I try to wrap my tongue around the strange word and find that I cannot. “What did you call it?” I ask.

“Synesthesia. Rosie’s auditory and visual sensors are tangled. That’s why she sees colors and shapes when she hears sounds. For people with synesthesia, stimulation of one sensory modalitytriggers an automatic response in another modality. For her, sound produced colors. For others like her, sound can produce taste. For others, it is some other kind of overlap and misfiring of two senses. The condition made Rosie’s life very difficult.”

“So you helped her with it?” I ask.

The doctor stares at me as though I’ve asked the wrong question. “Despite our best efforts, we were unable to rectify this sensory deviation during the time Rosie was here,” he answers a moment later. “She left soon after her nineteenth birthday to live in a group home. She was discharged out of the state’s oversight with the equivalent of a high school diploma and upon reaching her majority. And after proving she was able to live a responsible and independent life, which she learned to do here—even with her condition. It was important that Rosie learn to suppress it. She learned to not let her condition master her. So yes, we helped her.”

“And the baby?” I ask.

“What about it?”

“What happened to the baby?”

“The child was placed into the state’s care and taken to a receiving home where adoption by a suitable family was the objective.”
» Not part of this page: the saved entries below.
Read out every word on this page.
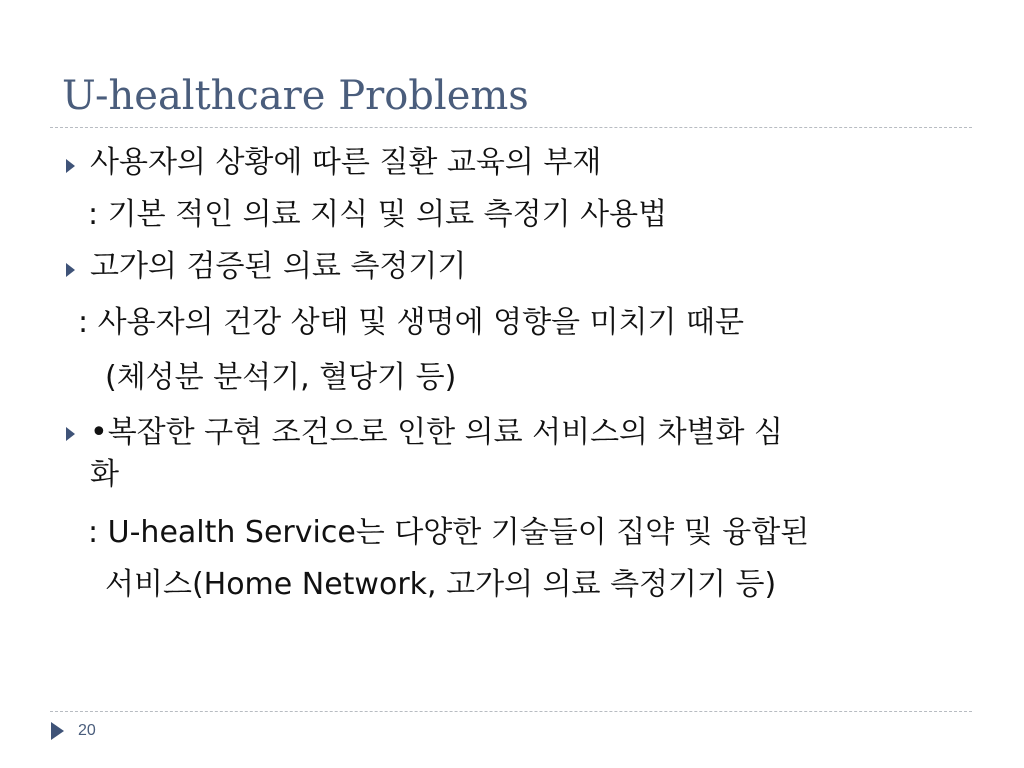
U-healthcare Problems
사용자의 상황에 따른 질환 교육의 부재
: 기본 적인 의료 지식 및 의료 측정기 사용법
고가의 검증된 의료 측정기기
: 사용자의 건강 상태 및 생명에 영향을 미치기 때문
(체성분 분석기, 혈당기 등)
•복잡한 구현 조건으로 인한 의료 서비스의 차별화 심
화
: U-health Service는 다양한 기술들이 집약 및 융합된
서비스(Home Network, 고가의 의료 측정기기 등)
20
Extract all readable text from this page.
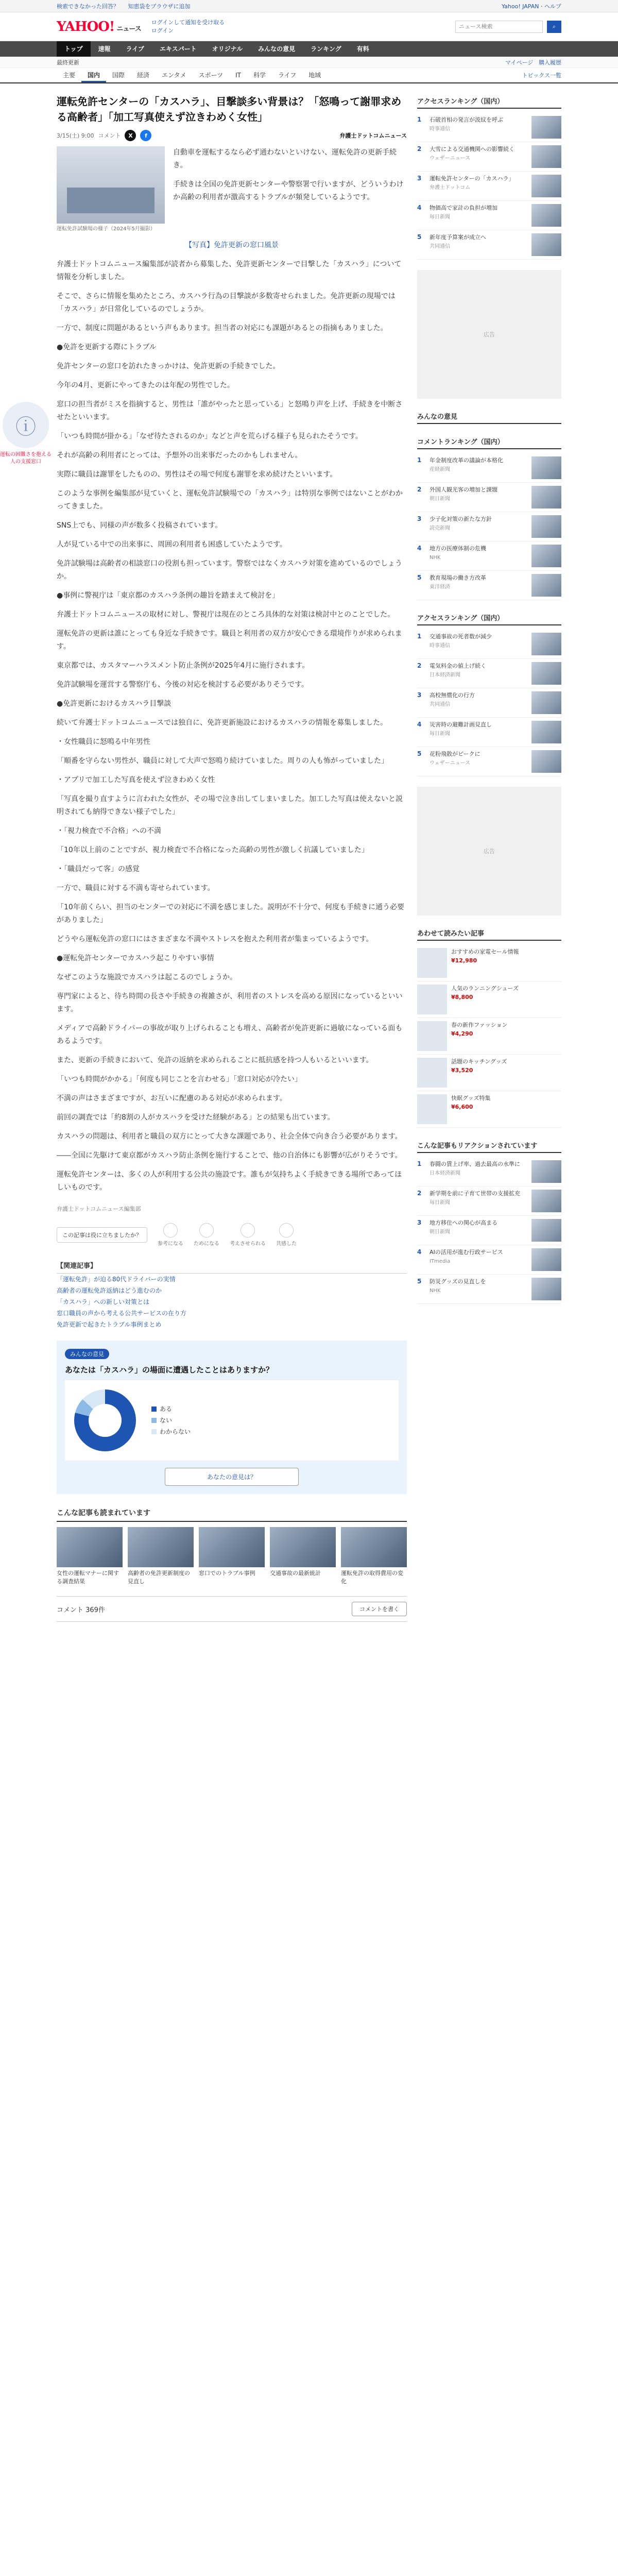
検索できなかった回答？ 知恵袋をブラウザに追加	Yahoo! JAPAN · ヘルプ
YAHOO! ニュース
ログインして通知を受け取る
ログイン
ニュース検索
⌕
トップ	速報	ライブ	エキスパート	オリジナル	みんなの意見	ランキング	有料
最終更新	マイページ 購入履歴
主要	国内	国際	経済	エンタメ	スポーツ	IT	科学	ライフ	地域	トピックス一覧
ⓘ

運転の困難さを抱える人の支援窓口

運転免許センターの「カスハラ」、目撃談多い背景は？「怒鳴って謝罪求める高齢者」「加工写真使えず泣きわめく女性」
3/15(土) 9:00 コメント	X	f	弁護士ドットコムニュース
運転免許試験場の様子（2024年5月撮影）

自動車を運転するなら必ず通わないといけない、運転免許の更新手続き。

手続きは全国の免許更新センターや警察署で行いますが、どういうわけか高齢の利用者が激高するトラブルが頻発しているようです。

【写真】免許更新の窓口風景

弁護士ドットコムニュース編集部が読者から募集した、免許更新センターで目撃した「カスハラ」について情報を分析しました。

そこで、さらに情報を集めたところ、カスハラ行為の目撃談が多数寄せられました。免許更新の現場では「カスハラ」が日常化しているのでしょうか。

一方で、制度に問題があるという声もあります。担当者の対応にも課題があるとの指摘もありました。

●免許を更新する際にトラブル

免許センターの窓口を訪れたきっかけは、免許更新の手続きでした。

今年の4月、更新にやってきたのは年配の男性でした。

窓口の担当者がミスを指摘すると、男性は「誰がやったと思っている」と怒鳴り声を上げ、手続きを中断させたといいます。

「いつも時間が掛かる」「なぜ待たされるのか」などと声を荒らげる様子も見られたそうです。

それが高齢の利用者にとっては、予想外の出来事だったのかもしれません。

実際に職員は謝罪をしたものの、男性はその場で何度も謝罪を求め続けたといいます。

このような事例を編集部が見ていくと、運転免許試験場での「カスハラ」は特別な事例ではないことがわかってきました。

SNS上でも、同様の声が数多く投稿されています。

人が見ている中での出来事に、周囲の利用者も困惑していたようです。

免許試験場は高齢者の相談窓口の役割も担っています。警察ではなくカスハラ対策を進めているのでしょうか。

●事例に警視庁は「東京都のカスハラ条例の趣旨を踏まえて検討を」

弁護士ドットコムニュースの取材に対し、警視庁は現在のところ具体的な対策は検討中とのことでした。

運転免許の更新は誰にとっても身近な手続きです。職員と利用者の双方が安心できる環境作りが求められます。

東京都では、カスタマーハラスメント防止条例が2025年4月に施行されます。

免許試験場を運営する警察庁も、今後の対応を検討する必要がありそうです。

●免許更新におけるカスハラ目撃談

続いて弁護士ドットコムニュースでは独自に、免許更新施設におけるカスハラの情報を募集しました。

・女性職員に怒鳴る中年男性

「順番を守らない男性が、職員に対して大声で怒鳴り続けていました。周りの人も怖がっていました」

・アプリで加工した写真を使えず泣きわめく女性

「写真を撮り直すように言われた女性が、その場で泣き出してしまいました。加工した写真は使えないと説明されても納得できない様子でした」

・「視力検査で不合格」への不満

「10年以上前のことですが、視力検査で不合格になった高齢の男性が激しく抗議していました」

・「職員だって客」の感覚

一方で、職員に対する不満も寄せられています。

「10年前くらい、担当のセンターでの対応に不満を感じました。説明が不十分で、何度も手続きに通う必要がありました」

どうやら運転免許の窓口にはさまざまな不満やストレスを抱えた利用者が集まっているようです。

●運転免許センターでカスハラ起こりやすい事情

なぜこのような施設でカスハラは起こるのでしょうか。

専門家によると、待ち時間の長さや手続きの複雑さが、利用者のストレスを高める原因になっているといいます。

メディアで高齢ドライバーの事故が取り上げられることも増え、高齢者が免許更新に過敏になっている面もあるようです。

また、更新の手続きにおいて、免許の返納を求められることに抵抗感を持つ人もいるといいます。

「いつも時間がかかる」「何度も同じことを言わせる」「窓口対応が冷たい」

不満の声はさまざまですが、お互いに配慮のある対応が求められます。

前回の調査では「約8割の人がカスハラを受けた経験がある」との結果も出ています。

カスハラの問題は、利用者と職員の双方にとって大きな課題であり、社会全体で向き合う必要があります。

――全国に先駆けて東京都がカスハラ防止条例を施行することで、他の自治体にも影響が広がりそうです。

運転免許センターは、多くの人が利用する公共の施設です。誰もが気持ちよく手続きできる場所であってほしいものです。

弁護士ドットコムニュース編集部
この記事は役に立ちましたか？
参考になる ためになる 考えさせられる 共感した
【関連記事】
「運転免許」が迫る80代ドライバーの実情
高齢者の運転免許返納はどう進むのか
「カスハラ」への新しい対策とは
窓口職員の声から考える公共サービスの在り方
免許更新で起きたトラブル事例まとめ
みんなの意見
あなたは「カスハラ」の場面に遭遇したことはありますか？
ある
ない
わからない
あなたの意見は？
こんな記事も読まれています

女性の運転マナーに関する調査結果

高齢者の免許更新制度の見直し

窓口でのトラブル事例	交通事故の最新統計	運転免許の取得費用の変化

コメント 369件	コメントを書く
アクセスランキング（国内）
1	石破首相の発言が波紋を呼ぶ
時事通信
2	大雪による交通機関への影響続く
ウェザーニュース
3	運転免許センターの「カスハラ」
弁護士ドットコム
4	物価高で家計の負担が増加
毎日新聞
5	新年度予算案が成立へ
共同通信
広告
みんなの意見
コメントランキング（国内）
1	年金制度改革の議論が本格化
産経新聞
2	外国人観光客の増加と課題
朝日新聞
3	少子化対策の新たな方針
読売新聞
4	地方の医療体制の危機
NHK
5	教育現場の働き方改革
東洋経済
アクセスランキング（国内）
1	交通事故の死者数が減少
時事通信
2	電気料金の値上げ続く
日本経済新聞
3	高校無償化の行方
共同通信
4	災害時の避難計画見直し
毎日新聞
5	花粉飛散がピークに
ウェザーニュース
広告
あわせて読みたい記事
おすすめの家電セール情報
¥12,980
人気のランニングシューズ
¥8,800
春の新作ファッション
¥4,290
話題のキッチングッズ
¥3,520
快眠グッズ特集
¥6,600
こんな記事もリアクションされています
1	春闘の賃上げ率、過去最高の水準に
日本経済新聞
2	新学期を前に子育て世帯の支援拡充
毎日新聞
3	地方移住への関心が高まる
朝日新聞
4	AIの活用が進む行政サービス
ITmedia
5	防災グッズの見直しを
NHK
When he says this, I sense that I knew all along this is what happened to my niece or nephew. Rosie wouldn’t have had the means to raise the child unless someone stepped in to support her. God, how I wish I had known. I would have found a way to help her, even from Vienna. I could’ve wired her money. If Rosie had wanted to keep her child, I could have had George and Lila come get her and the baby and care for them until I had made other arrangements for them.

I know it is not likely Dr. Townsend will tell me where this receiving home is, but I decide to ask anyway. I need the assurance that my brother’s child is all right. I want someone to be ableto tell me that he or she was adopted by a family where there is love and affection and affirmation.

“I don’t suppose you will tell me where this receiving home is?” I ask.

“If you can prove your brother is the father and can get a court order for me, I would be happy to oblige.”

“My brother died in a training exercise in 1942. Preparing to go to war.”

“I’m truly sad to hear that, but it doesn’t change the fact that I cannot divulge information about a resident without proof of relation. Provide proof your brother is the father or get a court order, and I will open the file.”

I sit for a moment, digesting the new information and feeling a sense of immense disappointment. George said he would help in any way he could, but even he cannot prove to a judge that Truman is the baby’s father. Celine certainly wouldn’t be willing to provide any proof. And what proof is there to be had, anyway? Truman is dead. Still, I will go back to San Francisco, share all this news with George, and ask him what I can do about what I cannot prove.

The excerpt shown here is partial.